Mediaumat.news – Ekonom senior dari Universitas Indonesia, Faisal Basri, mengatakan Indonesia hanya menikmati keuntungan nilai tambah sebesar 10 persen dari industri bijih nikel di Morowali dan Konawe. Sedangkan sisanya sebesar 90 persen menjadi keuntungan bagi investor China yang membangun smelter di kawasan industri tersebut.
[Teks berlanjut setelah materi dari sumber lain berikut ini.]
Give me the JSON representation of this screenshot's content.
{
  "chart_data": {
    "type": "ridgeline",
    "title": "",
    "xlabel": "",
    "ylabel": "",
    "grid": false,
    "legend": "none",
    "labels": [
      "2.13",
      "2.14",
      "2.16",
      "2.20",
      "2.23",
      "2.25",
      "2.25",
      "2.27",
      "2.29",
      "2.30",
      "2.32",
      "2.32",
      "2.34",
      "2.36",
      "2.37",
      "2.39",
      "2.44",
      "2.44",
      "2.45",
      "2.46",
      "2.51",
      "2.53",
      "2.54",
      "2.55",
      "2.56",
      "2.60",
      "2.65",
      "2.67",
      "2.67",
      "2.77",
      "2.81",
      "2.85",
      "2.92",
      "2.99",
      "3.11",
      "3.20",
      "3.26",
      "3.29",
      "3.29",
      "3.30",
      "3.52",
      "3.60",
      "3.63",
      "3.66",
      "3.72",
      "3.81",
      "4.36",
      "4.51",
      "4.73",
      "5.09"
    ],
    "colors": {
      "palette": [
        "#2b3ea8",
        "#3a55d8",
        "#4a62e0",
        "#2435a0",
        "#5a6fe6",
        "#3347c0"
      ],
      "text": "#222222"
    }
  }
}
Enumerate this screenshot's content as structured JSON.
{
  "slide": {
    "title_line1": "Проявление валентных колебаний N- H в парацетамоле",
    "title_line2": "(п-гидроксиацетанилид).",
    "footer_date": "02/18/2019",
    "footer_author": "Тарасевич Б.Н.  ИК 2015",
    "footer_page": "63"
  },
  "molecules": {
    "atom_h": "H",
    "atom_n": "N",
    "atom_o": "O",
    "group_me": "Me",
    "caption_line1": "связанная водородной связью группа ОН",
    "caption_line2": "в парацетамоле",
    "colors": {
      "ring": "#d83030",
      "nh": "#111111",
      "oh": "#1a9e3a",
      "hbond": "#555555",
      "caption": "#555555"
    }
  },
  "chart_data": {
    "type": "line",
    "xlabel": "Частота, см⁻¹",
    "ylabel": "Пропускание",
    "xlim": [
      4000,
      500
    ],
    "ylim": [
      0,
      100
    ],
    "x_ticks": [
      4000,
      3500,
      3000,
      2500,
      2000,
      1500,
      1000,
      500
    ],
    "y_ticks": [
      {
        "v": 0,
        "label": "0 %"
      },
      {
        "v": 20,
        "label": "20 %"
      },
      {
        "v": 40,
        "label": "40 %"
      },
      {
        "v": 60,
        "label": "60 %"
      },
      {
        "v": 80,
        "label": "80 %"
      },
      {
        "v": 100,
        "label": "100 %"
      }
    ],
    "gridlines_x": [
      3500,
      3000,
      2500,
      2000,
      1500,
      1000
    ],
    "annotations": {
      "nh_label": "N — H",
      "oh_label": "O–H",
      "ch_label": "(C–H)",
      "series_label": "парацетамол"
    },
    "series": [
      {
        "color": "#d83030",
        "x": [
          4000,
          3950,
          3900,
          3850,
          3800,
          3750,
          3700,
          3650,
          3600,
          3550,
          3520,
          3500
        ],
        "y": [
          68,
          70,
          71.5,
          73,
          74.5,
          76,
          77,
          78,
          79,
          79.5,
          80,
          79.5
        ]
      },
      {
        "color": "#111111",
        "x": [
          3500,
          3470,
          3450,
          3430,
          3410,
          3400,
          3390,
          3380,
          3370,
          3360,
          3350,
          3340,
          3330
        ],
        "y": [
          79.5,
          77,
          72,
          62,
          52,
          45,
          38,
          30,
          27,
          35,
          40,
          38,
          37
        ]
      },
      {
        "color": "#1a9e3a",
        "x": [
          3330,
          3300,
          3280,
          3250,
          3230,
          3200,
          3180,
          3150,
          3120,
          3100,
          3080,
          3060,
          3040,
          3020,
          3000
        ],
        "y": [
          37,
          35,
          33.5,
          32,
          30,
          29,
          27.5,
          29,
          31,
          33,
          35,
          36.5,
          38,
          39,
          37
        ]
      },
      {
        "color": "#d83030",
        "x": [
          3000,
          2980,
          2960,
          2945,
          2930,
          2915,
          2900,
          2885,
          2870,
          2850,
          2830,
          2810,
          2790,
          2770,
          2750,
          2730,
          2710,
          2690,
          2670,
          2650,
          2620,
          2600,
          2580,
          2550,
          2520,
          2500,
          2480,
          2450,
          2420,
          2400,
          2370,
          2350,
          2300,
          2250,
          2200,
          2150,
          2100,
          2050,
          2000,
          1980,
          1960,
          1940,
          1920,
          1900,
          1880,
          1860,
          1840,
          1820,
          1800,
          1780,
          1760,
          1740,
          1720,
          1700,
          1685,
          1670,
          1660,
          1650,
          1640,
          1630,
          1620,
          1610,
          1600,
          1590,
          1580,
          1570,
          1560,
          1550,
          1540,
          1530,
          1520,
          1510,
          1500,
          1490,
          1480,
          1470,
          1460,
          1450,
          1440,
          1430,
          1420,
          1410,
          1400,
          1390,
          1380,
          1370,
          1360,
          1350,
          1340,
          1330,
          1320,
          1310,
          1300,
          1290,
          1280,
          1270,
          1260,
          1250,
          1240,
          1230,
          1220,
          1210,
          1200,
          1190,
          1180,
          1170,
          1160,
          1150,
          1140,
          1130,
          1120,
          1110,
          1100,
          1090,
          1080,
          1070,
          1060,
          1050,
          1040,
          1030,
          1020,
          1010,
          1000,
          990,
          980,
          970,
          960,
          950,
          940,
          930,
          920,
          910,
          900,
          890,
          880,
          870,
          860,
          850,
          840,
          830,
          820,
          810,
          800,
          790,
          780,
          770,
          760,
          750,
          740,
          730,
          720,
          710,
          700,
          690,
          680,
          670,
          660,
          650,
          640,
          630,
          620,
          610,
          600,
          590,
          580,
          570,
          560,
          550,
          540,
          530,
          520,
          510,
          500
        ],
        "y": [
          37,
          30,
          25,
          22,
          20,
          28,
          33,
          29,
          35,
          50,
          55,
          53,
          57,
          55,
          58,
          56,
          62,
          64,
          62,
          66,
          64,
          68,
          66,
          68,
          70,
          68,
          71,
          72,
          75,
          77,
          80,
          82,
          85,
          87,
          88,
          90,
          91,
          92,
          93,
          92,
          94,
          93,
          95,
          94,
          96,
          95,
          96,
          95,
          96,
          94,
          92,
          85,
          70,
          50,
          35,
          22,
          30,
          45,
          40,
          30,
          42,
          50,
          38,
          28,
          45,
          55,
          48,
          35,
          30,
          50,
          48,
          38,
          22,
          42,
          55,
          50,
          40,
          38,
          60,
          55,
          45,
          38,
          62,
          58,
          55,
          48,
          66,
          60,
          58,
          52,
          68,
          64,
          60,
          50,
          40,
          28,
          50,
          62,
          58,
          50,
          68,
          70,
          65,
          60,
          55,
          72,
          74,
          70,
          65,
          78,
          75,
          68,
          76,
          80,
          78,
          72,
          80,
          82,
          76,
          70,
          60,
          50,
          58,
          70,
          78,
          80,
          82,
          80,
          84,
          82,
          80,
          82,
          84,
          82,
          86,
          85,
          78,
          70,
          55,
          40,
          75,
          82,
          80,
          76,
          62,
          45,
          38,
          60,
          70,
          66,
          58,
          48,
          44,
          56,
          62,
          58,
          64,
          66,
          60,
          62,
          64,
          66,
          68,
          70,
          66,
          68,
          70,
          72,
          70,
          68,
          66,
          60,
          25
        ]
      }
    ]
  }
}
Direktur Siyasah Institute Iwan Januar menilai hal itu disebabkan karena terlalu bernafsu mengundang investor asing.
“Mengapa negara bisa dirugikan seperti ini, karena terlalu bernafsu mengundang investor asing demi mengejar pertumbuhan ekonomi dan pencitraan sebagai pemerintahan yang berhasil,” ungkapnya kepada Mediaumat.news, Ahad (1/7/2021).
Iwan mencurigai, ada permainan pejabat pemburu rente yang mengambil keuntungan dari permainan investasi ini. “Mereka dapat fee atau mungkin punya perusahaan yang kebagian jatah dari investasi tersebut,” ungkapnya.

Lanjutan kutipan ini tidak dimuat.